Insomma un mondo di energie in movimento che producono cultura e integrazione, socialità e partecipazione, autorganizzazione e comunità.

Badate bene, tutto questo è difficile, ci sono conflitti e contraddizioni ogni giorno, ma la sfida è quella di risolverli e non di reprimerli, di utilizzarli infine per la crescita comune.

Grazie a tutto questo le persone presenti nel Centro hanno maturato consapevolezza dei propri diritti ed è per questo che si oppongono alla recente delibera fatta dal Sindaco Marino. Non perché vogliono permanere nel centro di assistenza temporanea ma perché hanno lottato affinché la loro permanenza nel residence costituisse il loro passaggio verso una sistemazione stabile e definitiva, la casa popolare.

Ieri sotto al Comune di Roma non c’erano persone spaventate o intimorite dall’ennesima presa di posizione del Sindaco – miope – di turno, al contrario in piazza del Campidoglio si respirava aria di determinazione e sicurezza, sicurezza di essere nel giusto e di lottare per i diritti di tutt*.

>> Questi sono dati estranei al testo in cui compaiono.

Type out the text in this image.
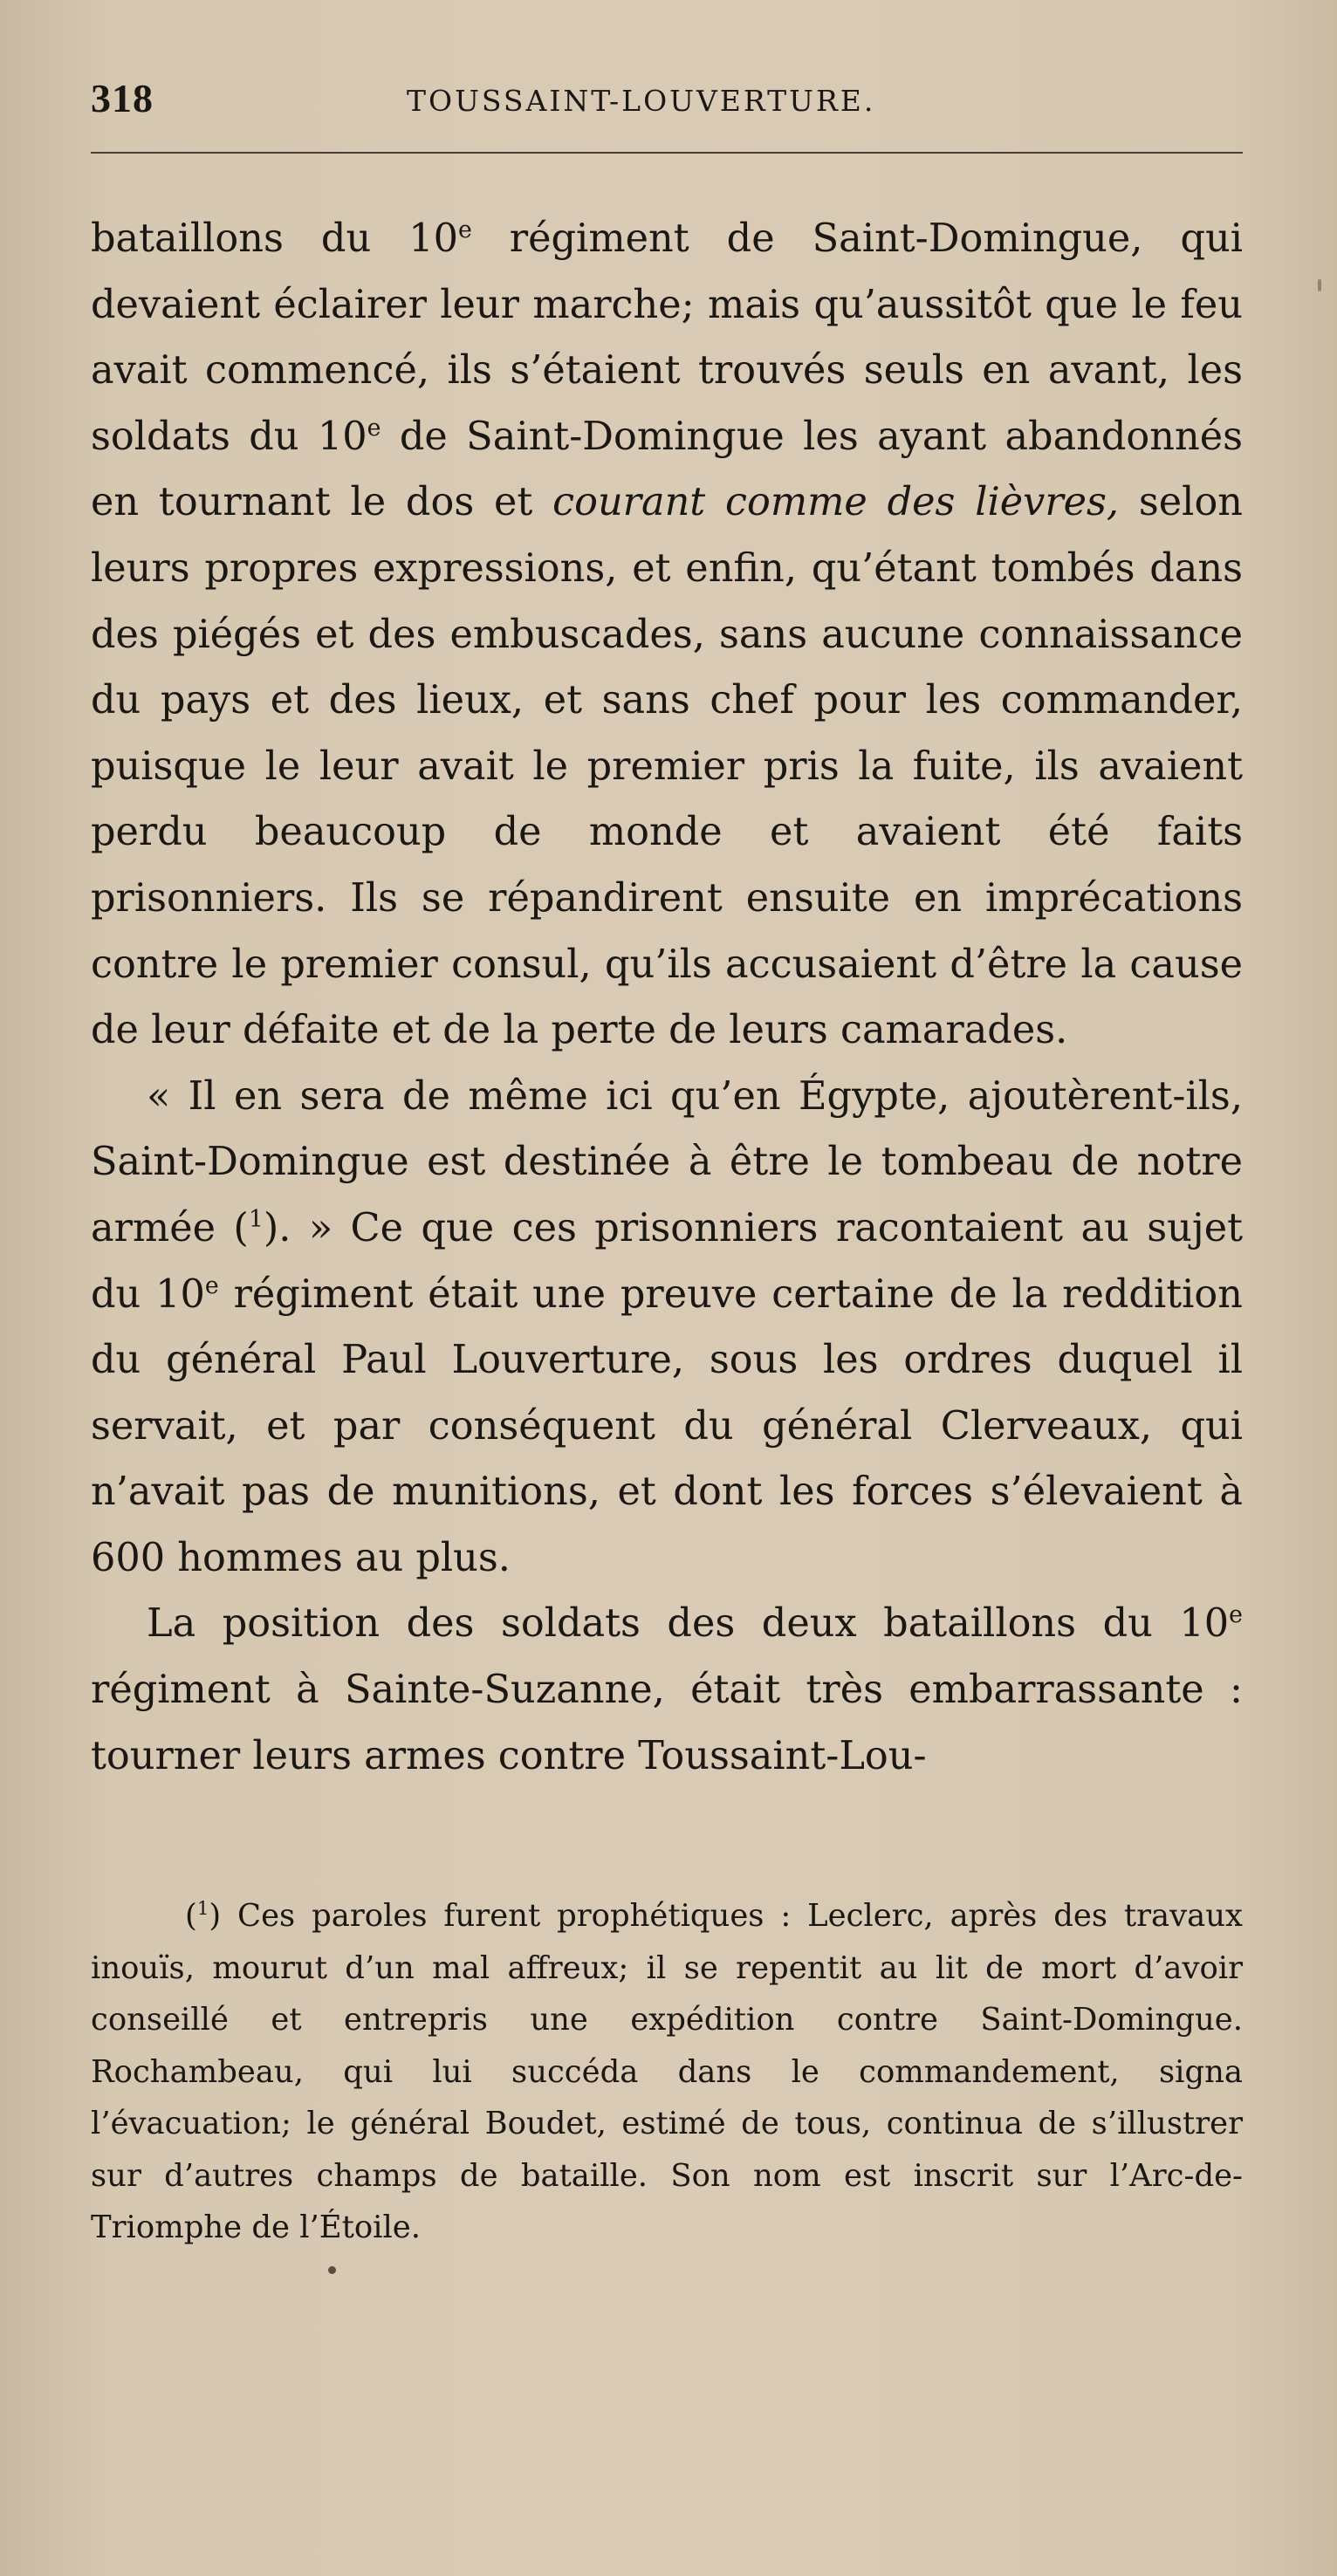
318	TOUSSAINT-LOUVERTURE.

bataillons du 10e régiment de Saint-Domingue, qui devaient éclairer leur marche; mais qu’aussitôt que le feu avait commencé, ils s’étaient trouvés seuls en avant, les soldats du 10e de Saint-Domingue les ayant abandonnés en tournant le dos et courant comme des lièvres, selon leurs propres expressions, et enfin, qu’étant tombés dans des piégés et des embuscades, sans aucune connaissance du pays et des lieux, et sans chef pour les commander, puisque le leur avait le premier pris la fuite, ils avaient perdu beaucoup de monde et avaient été faits prisonniers. Ils se répandirent ensuite en imprécations contre le premier consul, qu’ils accusaient d’être la cause de leur défaite et de la perte de leurs camarades.

« Il en sera de même ici qu’en Égypte, ajoutèrent-ils, Saint-Domingue est destinée à être le tombeau de notre armée ($^1$). » Ce que ces prisonniers racontaient au sujet du 10e régiment était une preuve certaine de la reddition du général Paul Louverture, sous les ordres duquel il servait, et par conséquent du général Clerveaux, qui n’avait pas de munitions, et dont les forces s’élevaient à 600 hommes au plus.

La position des soldats des deux bataillons du 10e régiment à Sainte-Suzanne, était très embarrassante : tourner leurs armes contre Toussaint-Lou-

($^1$) Ces paroles furent prophétiques : Leclerc, après des travaux inouïs, mourut d’un mal affreux; il se repentit au lit de mort d’avoir conseillé et entrepris une expédition contre Saint-Domingue. Rochambeau, qui lui succéda dans le commandement, signa l’évacuation; le général Boudet, estimé de tous, continua de s’illustrer sur d’autres champs de bataille. Son nom est inscrit sur l’Arc-de-Triomphe de l’Étoile.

Durante l’incontro ci dicono che l’amministrazione non può e non deve pagare queste cifre astronomiche ai palazzinari… Buongiorno! Noi tutti lo diciamo da almeno 10 anni! Non abbiamo deciso noi di dare soldi pubblici ai privati!

Da 10 anni diciamo che occorre una inversione di tendenza e che invece di pagare marchette ai costruttori privati, di intrallazzare e scambiare favori coi palazzinari, si deve costruire edilizia residenziale pubblica.

Diciamo che si deve usare il patrimonio pubblico, abbandonato o in dismissione, per utilizzarlo per l’emergenza abitativa o per farne progetti di recupero e rigenerazione urbana. Che va requisito e recuperato il patrimonio privato invenduto per destinarlo ad alloggi sociali.

Ma soprattutto sono anni che ragioniamo su una nuova legge di locazione che calmieri il mercato privato, che è necessario ed urgente lavorare ad una revisione della lg. 431.

Abbiamo studiato e ci siamo informati, sappiamo tutto dei debiti del Comune di Roma contratti grazie ai derivati delle banche su cui le varie amministrazioni hanno speculato utilizzando il denaro pubblico, abbiamo perciò costruito proposte credibili, immaginato scenari concreti, perché a differenza loro l’emergenza abitativa la viviamo sui nostri corpi, nelle nostre vite.

Ed è per questo che le famiglie non usciranno da Campo Farnia finché non sarà rispettata e attuata la delibera 110/2005, che gli operatori occuperanno il posto di lavoro finché le competenze acquisite non verranno valorizzate per altri progetti di autonomia e autogestione delle politiche abitative, che le attività socio –culturali e sanitarie di campo non si fermeranno finché non saranno certe di avere un futuro nel territorio.

Perché non ci interessa vivere in una favola, vogliamo una vita vera fatta di diritti che non smetteremo mai di rivendicare.

Ps: Una buona parte del film vincitore del leone d’oro a Venezia “Sacro Gra” è stato girato a Campo Farnia, i suoi protagonisti non hanno affatto rinunciato al diritto all’abitare ma al contrario sono parte di chi contribuisce a costruire quel che un tempo veniva chiamato l’altro mondo possibile… per chi volesse passare a conoscerli.